Obama Knew Terrorists Ran Benghazi, Hired Local Security Anyway
October 18, 2012
Today, the Libyan government announced that it had discovered the identity of the terrorist behind the attack on the American consulate in Benghazi, Libya, resulting in the death of Ambassador Chris Stevens and three other Americans. According to a senior Libyan official, the FBI has seen a cellphone picture of the mastermind: Ahmed Abu Khattala, leader of the Abu Obeida brigade. That brigade was an element of the rebel forces allied against then-dictator Muammar Qaddafi.
Back in July 2011, Abu Obeida was responsible for the murder of Gen. Abdul Fatah Younis, Qaddafi's former interior minister who had joined up with the rebellion. The group was headquartered in Benghazi.
Here's where the story becomes shocking: as early as July 2011, the media was reporting that Abu Obeida was responsible for all security in Benghazi. On July 31, 2011, the Sunday Telegraph (UK) reported:
So secretive is the brigade - said to be one of at least 30 semi-independent militias operating in the east of the country - that until yesterday few in the rebel capital had heard of it.

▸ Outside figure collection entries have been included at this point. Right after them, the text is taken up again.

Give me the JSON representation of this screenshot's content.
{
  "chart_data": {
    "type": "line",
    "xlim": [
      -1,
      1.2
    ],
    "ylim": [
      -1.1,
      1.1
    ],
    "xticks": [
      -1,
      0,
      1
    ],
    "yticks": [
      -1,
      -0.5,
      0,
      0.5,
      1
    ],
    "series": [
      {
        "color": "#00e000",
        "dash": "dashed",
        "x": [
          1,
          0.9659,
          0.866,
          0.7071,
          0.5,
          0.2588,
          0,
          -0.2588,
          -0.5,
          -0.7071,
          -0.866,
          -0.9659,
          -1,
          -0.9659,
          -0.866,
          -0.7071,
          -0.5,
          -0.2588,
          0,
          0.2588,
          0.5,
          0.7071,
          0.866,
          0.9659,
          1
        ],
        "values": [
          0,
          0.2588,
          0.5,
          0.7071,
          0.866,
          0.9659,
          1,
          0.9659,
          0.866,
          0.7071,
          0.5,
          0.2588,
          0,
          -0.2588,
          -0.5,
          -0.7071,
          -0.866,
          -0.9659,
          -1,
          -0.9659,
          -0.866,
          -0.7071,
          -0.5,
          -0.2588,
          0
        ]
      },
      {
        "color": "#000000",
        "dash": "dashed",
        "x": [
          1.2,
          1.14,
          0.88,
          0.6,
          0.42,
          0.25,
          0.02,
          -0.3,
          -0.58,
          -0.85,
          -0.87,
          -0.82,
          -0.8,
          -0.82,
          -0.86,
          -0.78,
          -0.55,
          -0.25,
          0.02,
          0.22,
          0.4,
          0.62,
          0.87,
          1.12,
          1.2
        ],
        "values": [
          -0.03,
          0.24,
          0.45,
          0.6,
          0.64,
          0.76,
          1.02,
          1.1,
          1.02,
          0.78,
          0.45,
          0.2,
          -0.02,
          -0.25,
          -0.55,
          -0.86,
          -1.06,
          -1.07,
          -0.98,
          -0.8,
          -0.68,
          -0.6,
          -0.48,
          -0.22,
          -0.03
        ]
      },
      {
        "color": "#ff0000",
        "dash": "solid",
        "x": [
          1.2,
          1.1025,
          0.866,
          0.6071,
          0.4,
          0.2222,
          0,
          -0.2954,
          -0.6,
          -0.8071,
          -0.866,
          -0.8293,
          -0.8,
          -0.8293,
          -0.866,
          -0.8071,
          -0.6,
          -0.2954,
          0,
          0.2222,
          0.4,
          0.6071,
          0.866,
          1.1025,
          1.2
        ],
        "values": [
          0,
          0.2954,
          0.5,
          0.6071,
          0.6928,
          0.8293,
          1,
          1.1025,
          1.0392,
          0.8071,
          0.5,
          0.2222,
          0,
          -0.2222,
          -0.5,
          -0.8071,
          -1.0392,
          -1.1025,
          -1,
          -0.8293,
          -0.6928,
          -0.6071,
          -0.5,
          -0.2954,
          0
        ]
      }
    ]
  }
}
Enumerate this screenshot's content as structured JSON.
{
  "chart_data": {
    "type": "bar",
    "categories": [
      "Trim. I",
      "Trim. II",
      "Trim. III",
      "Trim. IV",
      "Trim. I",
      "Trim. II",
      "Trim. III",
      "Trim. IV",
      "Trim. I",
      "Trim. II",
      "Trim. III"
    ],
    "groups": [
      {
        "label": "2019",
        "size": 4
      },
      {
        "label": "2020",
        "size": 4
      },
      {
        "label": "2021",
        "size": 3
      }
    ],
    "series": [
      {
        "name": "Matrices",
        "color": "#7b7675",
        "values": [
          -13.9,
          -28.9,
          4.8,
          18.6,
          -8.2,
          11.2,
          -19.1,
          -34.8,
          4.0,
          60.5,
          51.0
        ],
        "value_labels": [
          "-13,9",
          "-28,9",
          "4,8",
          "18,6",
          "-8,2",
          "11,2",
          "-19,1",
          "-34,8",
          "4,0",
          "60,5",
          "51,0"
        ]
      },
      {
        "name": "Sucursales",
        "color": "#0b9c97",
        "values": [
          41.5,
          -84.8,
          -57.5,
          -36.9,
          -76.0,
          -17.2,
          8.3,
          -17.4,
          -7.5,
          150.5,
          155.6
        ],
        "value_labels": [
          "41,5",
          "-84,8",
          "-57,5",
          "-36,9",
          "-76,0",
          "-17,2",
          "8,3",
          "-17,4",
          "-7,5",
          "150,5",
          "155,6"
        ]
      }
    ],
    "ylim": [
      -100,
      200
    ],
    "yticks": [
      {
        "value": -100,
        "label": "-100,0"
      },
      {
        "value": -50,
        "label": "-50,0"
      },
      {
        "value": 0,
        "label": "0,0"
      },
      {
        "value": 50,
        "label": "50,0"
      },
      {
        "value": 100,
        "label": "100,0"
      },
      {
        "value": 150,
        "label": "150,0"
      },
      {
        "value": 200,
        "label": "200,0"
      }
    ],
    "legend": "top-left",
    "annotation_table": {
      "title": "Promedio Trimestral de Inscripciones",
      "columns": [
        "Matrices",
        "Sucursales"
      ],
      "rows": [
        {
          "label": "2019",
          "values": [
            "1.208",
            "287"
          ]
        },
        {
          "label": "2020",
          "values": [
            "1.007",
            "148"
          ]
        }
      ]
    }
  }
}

The fact that it takes its name from one of the Prophet Mohammed's most successful military commanders is an indication of its Islamist bent, observers say. Unlike the other militias, the Brigade seems to exercise considerable power within the rebel movement. Since Gen Younes's death, it has emerged that the group was in charge of internal security in Benghazi, essentially operating as a secret police force.
You read that correctly. In July 2011, more than a year before the murder of our ambassador by Abu Obeida in Benghazi, Libya, the press reported that Abu Obeida was "in charge of internal security in Benghazi, essentially operating as a secret police force."

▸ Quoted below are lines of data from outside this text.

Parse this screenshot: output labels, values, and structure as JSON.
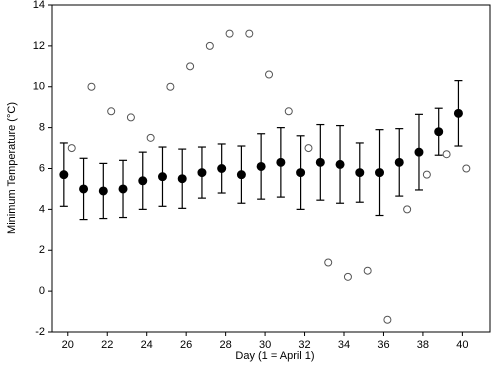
{
  "chart_data": {
    "type": "scatter",
    "x_label": "Day (1 = April 1)",
    "y_label": "Minimum Temperature (°C)",
    "xlim": [
      19.2,
      41.4
    ],
    "xticks": [
      20,
      22,
      24,
      26,
      28,
      30,
      32,
      34,
      36,
      38,
      40
    ],
    "ylim": [
      -2,
      14
    ],
    "yticks": [
      -2,
      0,
      2,
      4,
      6,
      8,
      10,
      12,
      14
    ],
    "series": [
      {
        "color": "#000000",
        "marker": "filled",
        "x": [
          19.8,
          20.8,
          21.8,
          22.8,
          23.8,
          24.8,
          25.8,
          26.8,
          27.8,
          28.8,
          29.8,
          30.8,
          31.8,
          32.8,
          33.8,
          34.8,
          35.8,
          36.8,
          37.8,
          38.8,
          39.8
        ],
        "values": [
          5.7,
          5.0,
          4.9,
          5.0,
          5.4,
          5.6,
          5.5,
          5.8,
          6.0,
          5.7,
          6.1,
          6.3,
          5.8,
          6.3,
          6.2,
          5.8,
          5.8,
          6.3,
          6.8,
          7.8,
          8.7
        ],
        "errors": [
          1.55,
          1.5,
          1.35,
          1.4,
          1.4,
          1.45,
          1.45,
          1.25,
          1.2,
          1.4,
          1.6,
          1.7,
          1.8,
          1.85,
          1.9,
          1.45,
          2.1,
          1.65,
          1.85,
          1.15,
          1.6
        ]
      },
      {
        "color": "#555555",
        "marker": "open",
        "x": [
          20.2,
          21.2,
          22.2,
          23.2,
          24.2,
          25.2,
          26.2,
          27.2,
          28.2,
          29.2,
          30.2,
          31.2,
          32.2,
          33.2,
          34.2,
          35.2,
          36.2,
          37.2,
          38.2,
          39.2,
          40.2
        ],
        "values": [
          7.0,
          10.0,
          8.8,
          8.5,
          7.5,
          10.0,
          11.0,
          12.0,
          12.6,
          12.6,
          10.6,
          8.8,
          7.0,
          1.4,
          0.7,
          1.0,
          -1.4,
          4.0,
          5.7,
          6.7,
          6.0
        ]
      }
    ]
  }
}
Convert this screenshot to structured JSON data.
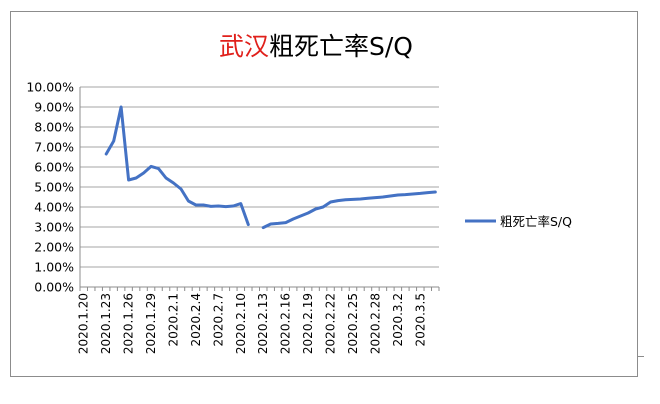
{
  "chart_data": {
    "type": "line",
    "title_red": "武汉",
    "title_rest": "粗死亡率S/Q",
    "xlabel": "",
    "ylabel": "",
    "ylim": [
      0,
      0.1
    ],
    "y_ticks": [
      "0.00%",
      "1.00%",
      "2.00%",
      "3.00%",
      "4.00%",
      "5.00%",
      "6.00%",
      "7.00%",
      "8.00%",
      "9.00%",
      "10.00%"
    ],
    "x_tick_labels": [
      "2020.1.20",
      "2020.1.23",
      "2020.1.26",
      "2020.1.29",
      "2020.2.1",
      "2020.2.4",
      "2020.2.7",
      "2020.2.10",
      "2020.2.13",
      "2020.2.16",
      "2020.2.19",
      "2020.2.22",
      "2020.2.25",
      "2020.2.28",
      "2020.3.2",
      "2020.3.5"
    ],
    "x_start": "2020-01-20",
    "grid": true,
    "legend_position": "right",
    "series": [
      {
        "name": "粗死亡率S/Q",
        "color": "#4472c4",
        "segments": [
          [
            [
              "2020-01-23",
              0.0665
            ],
            [
              "2020-01-24",
              0.073
            ],
            [
              "2020-01-25",
              0.09
            ],
            [
              "2020-01-26",
              0.0535
            ],
            [
              "2020-01-27",
              0.0545
            ],
            [
              "2020-01-28",
              0.057
            ],
            [
              "2020-01-29",
              0.0603
            ],
            [
              "2020-01-30",
              0.0592
            ],
            [
              "2020-01-31",
              0.0545
            ],
            [
              "2020-02-01",
              0.052
            ],
            [
              "2020-02-02",
              0.049
            ],
            [
              "2020-02-03",
              0.043
            ],
            [
              "2020-02-04",
              0.041
            ],
            [
              "2020-02-05",
              0.041
            ],
            [
              "2020-02-06",
              0.0403
            ],
            [
              "2020-02-07",
              0.0405
            ],
            [
              "2020-02-08",
              0.0402
            ],
            [
              "2020-02-09",
              0.0405
            ],
            [
              "2020-02-10",
              0.0417
            ],
            [
              "2020-02-11",
              0.0312
            ]
          ],
          [
            [
              "2020-02-13",
              0.0297
            ],
            [
              "2020-02-14",
              0.0315
            ],
            [
              "2020-02-15",
              0.0318
            ],
            [
              "2020-02-16",
              0.0322
            ],
            [
              "2020-02-17",
              0.034
            ],
            [
              "2020-02-18",
              0.0355
            ],
            [
              "2020-02-19",
              0.037
            ],
            [
              "2020-02-20",
              0.039
            ],
            [
              "2020-02-21",
              0.04
            ],
            [
              "2020-02-22",
              0.0425
            ],
            [
              "2020-02-23",
              0.0432
            ],
            [
              "2020-02-24",
              0.0436
            ],
            [
              "2020-02-25",
              0.0438
            ],
            [
              "2020-02-26",
              0.044
            ],
            [
              "2020-02-27",
              0.0444
            ],
            [
              "2020-02-28",
              0.0447
            ],
            [
              "2020-02-29",
              0.045
            ],
            [
              "2020-03-01",
              0.0455
            ],
            [
              "2020-03-02",
              0.046
            ],
            [
              "2020-03-03",
              0.0462
            ],
            [
              "2020-03-04",
              0.0465
            ],
            [
              "2020-03-05",
              0.0468
            ],
            [
              "2020-03-06",
              0.0472
            ],
            [
              "2020-03-07",
              0.0475
            ]
          ]
        ]
      }
    ]
  }
}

And yet the Obama administration chose not only to turn down repeated requests for additional security from diplomatic posts in Libya, it recruited security for our ambassador from the local Benghazi population. As Jake Tapper reported, "a local Libyan security brigade in Benghazi consisted mostly of merchants and shopkeepers, and had not received pay in months." Eric Nordstrom, Regional Security Officer at the State Department, said he had no idea if they would respond to an attack.

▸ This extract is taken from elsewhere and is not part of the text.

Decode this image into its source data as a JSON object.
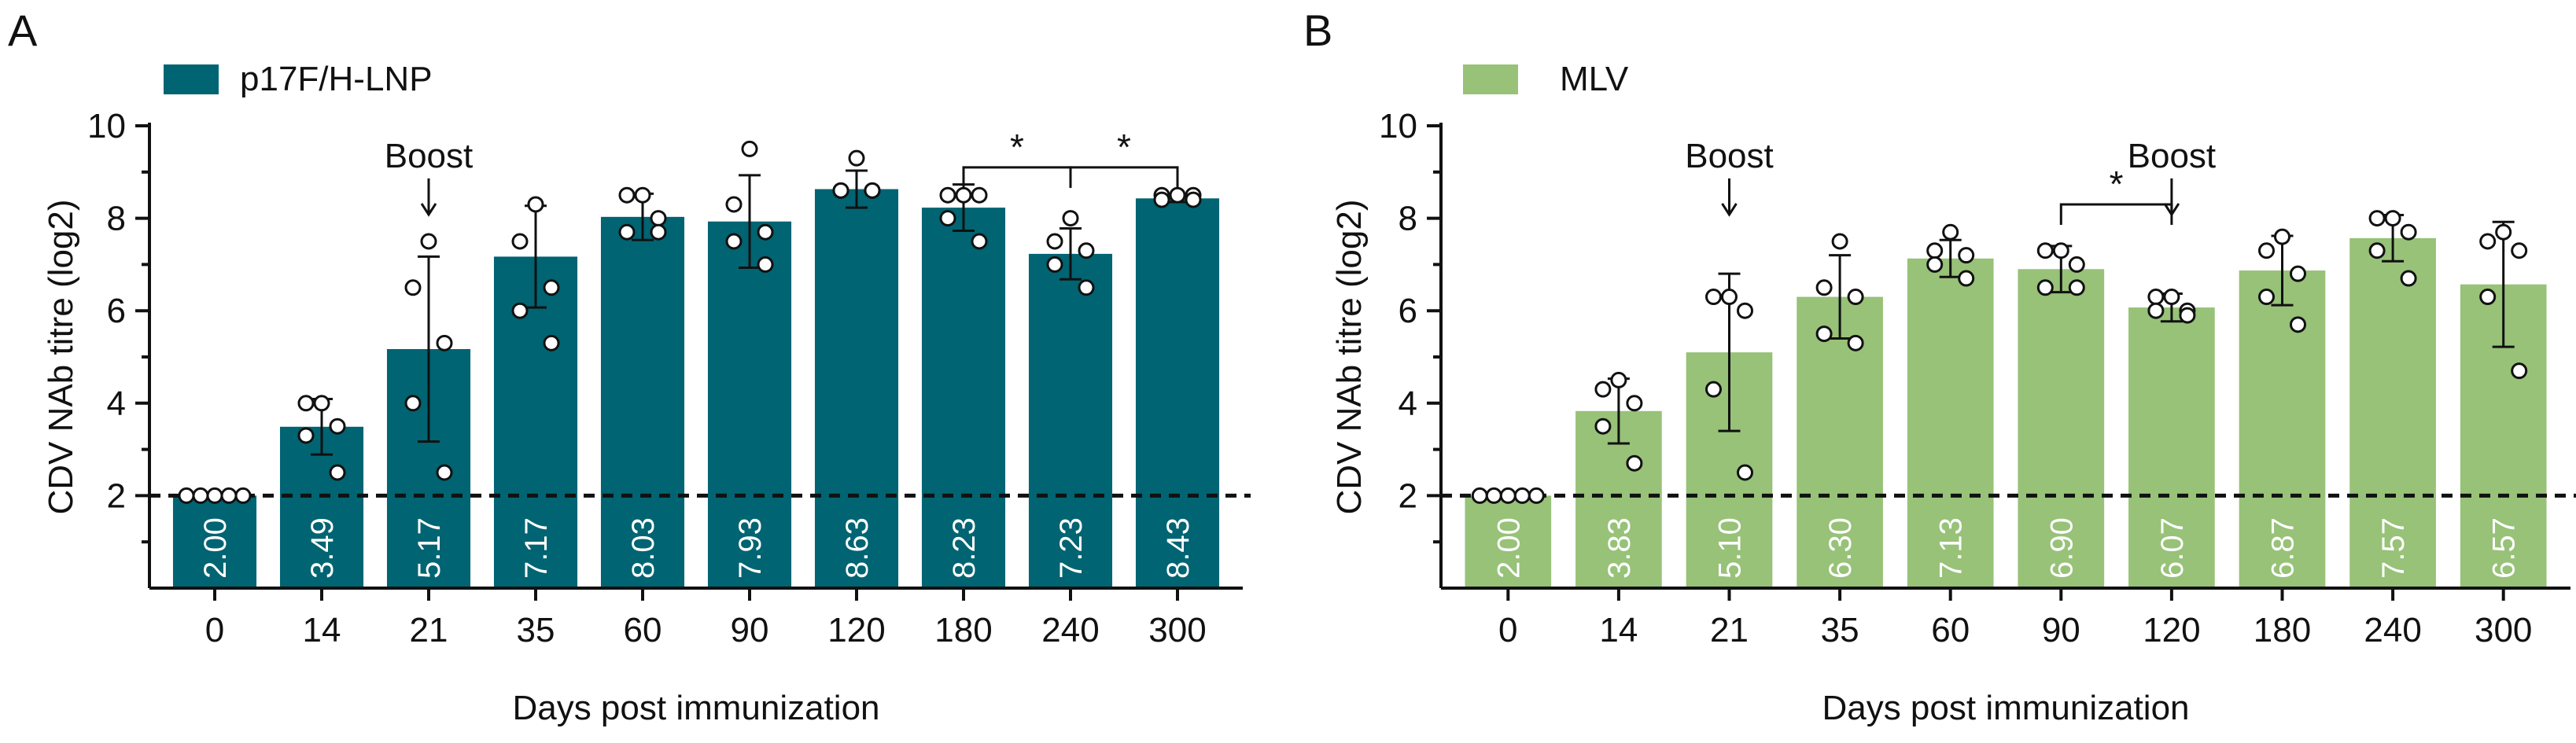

Not only did the locals not respond to the attack, they reportedly helped out the terrorists. According to CBS News the day of the attack, Wanis al-Sharef, a Libyan Interior Ministry official, stated that "members of the Libyan security team seem to have indicated to the protesters the building to which the American officials had been relocated, and that building then came under attack."